Les compétences de ces trois espèces existantes ont vraisemblablement en commun les capacités d'une forme ancestrale d'anthropoïde qui a vécu il y a 6 à 8 millions d'années. Ainsi la capacité à comprendre un discours simple, comprendre la signification pour laquelle le symbole est utilisé, et s'engager dans des routines intentionnelles de communication apparaît avoir été développé avant l'émergence du langage. L'expression de ces compétences a pu reposer ensuite sur l'existence d'une culture appropriée, des changements neuronaux et anatomiques qui ont permis la spécification, l'intégration et la croissance de tous les circuits impliqués dans nos compétences langagières.

Bien sûr, Panbanisha et Panpanzee ne sont que deux sujets, et cette étude contribue seulement à apporter une pièce dans le puzzle de l'émergence du langage.
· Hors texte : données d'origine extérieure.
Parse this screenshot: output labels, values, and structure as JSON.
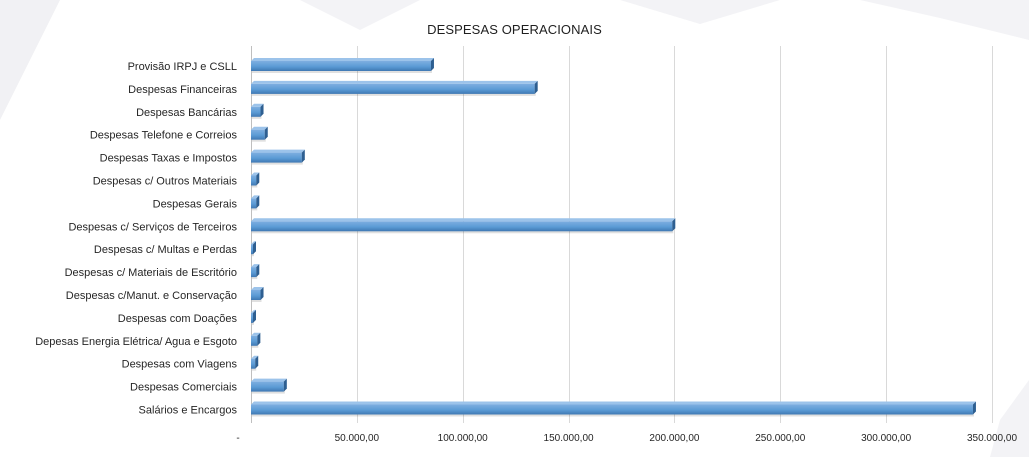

Toutefois c'est une pièce importante car les performances de Panbanisha montrent les grandes compétences du bonobo pour l'apprentissage du langage. En outre, la réussite de Panpanzee montre que le chimpanzé commun peut apprendre et comprendre le langage humain et utiliser des symboles quand il est immergé précocement dans un environnement riche en communication. On remarque aussi qu'il y a des différences entre Panpanzee de son cousin bonobo et les futures recherches de ce qui les différentie pourront peut-être contribuer à la compréhension de l'évolution de notre système langagier.

Et la prochaine fois nous finirons ce cycle sur le langage humain et l'animal avec une conclusion génerale.
C/ Résultats comparatifs bonobo versus chimpanzé

Avant, les premières études avec les Bonobos au LRC (avec les bonobos Kanzi et Mulika), deux chimpanzés mâles, Sherman et Austin, ont appris à utiliser et à comprendre des symboles visuo-graphiques, ou lexigrammes, grâce à des paradigmes basés sur la répétition. Chaque fonction de communication - demander, catégoriser et la compréhension des autres énoncés - a été apprise séparément et a requis beaucoup d'essais répétés pour que les chimpanzés les assimilent. Sherman et Austin semblaient comprendre certaines demandes verbales qui leur étaient présentées régulièrement, mais quand on compare leurs performances dans une tâche de réception langagière d'un seul mot (Donne moi X), les deux chimpanzés montrent alors une incompréhension de l'anglais parlé en absence d'indices contextuels.
Les résultats de Sherman et Austin suggèrent une possible différence entre les espèces quant à la capacité à comprendre le langage oral complexe. Si c'est confirmé, cette différence apporterait un point de distinction entre les deux espèces et pourrait fournir des indices importants en ce qui concerne l'évolution du langage humain.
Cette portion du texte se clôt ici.